Personally I wouldn't do that...I'd just eat them grilled...Or maybe fry at a lower temperature so the wings will cook inside, while being nice and brown on the outside....
It may be that you are frying in oil that is too hot....

Have Fun!


----------



## chicouk (Jan 12, 2009)

yea i guess u right... but most of the time i fry wings i blood always come out and stain the fried skin, any reason why???


----------



## Uncle Bob (Jan 12, 2009)

chicouk said:


> yea i guess u right... but most of the time i fry wings i blood always come out and stain the fried skin, any reason why???
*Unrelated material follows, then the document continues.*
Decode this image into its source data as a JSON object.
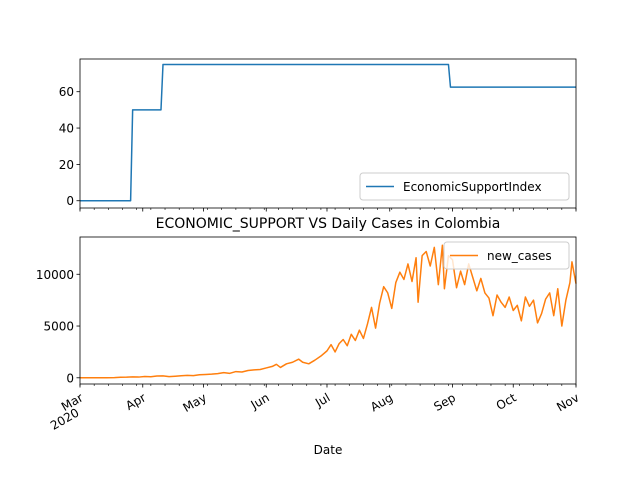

Exactly why no...Can be several reasons...Try "brining" (soaking the chicken in a salt water solution) your chicken first. This seems to eliminate the problem for me.

Enjoy!


----------



## bowlingshirt (Jan 12, 2009)

R U going skinless?

I deep fry drumettes til done, drain off the excess oil, toss them with some wing sauce, then bake in a 400 degree oven for about 5 minutes or so.


----------



## chicouk (Jan 12, 2009)

lol nah gotta to have the skin...... i am just a bit health concious when it comes to deep frying food. I love eating fried chicken but i think it gets quite sickly when u take the first bite and all u have is a mouthful of grease and chicken fat. That is why i started this thread to see if it is possible to get the deep fry taste with less chicken fat since it will be drained off under the grill.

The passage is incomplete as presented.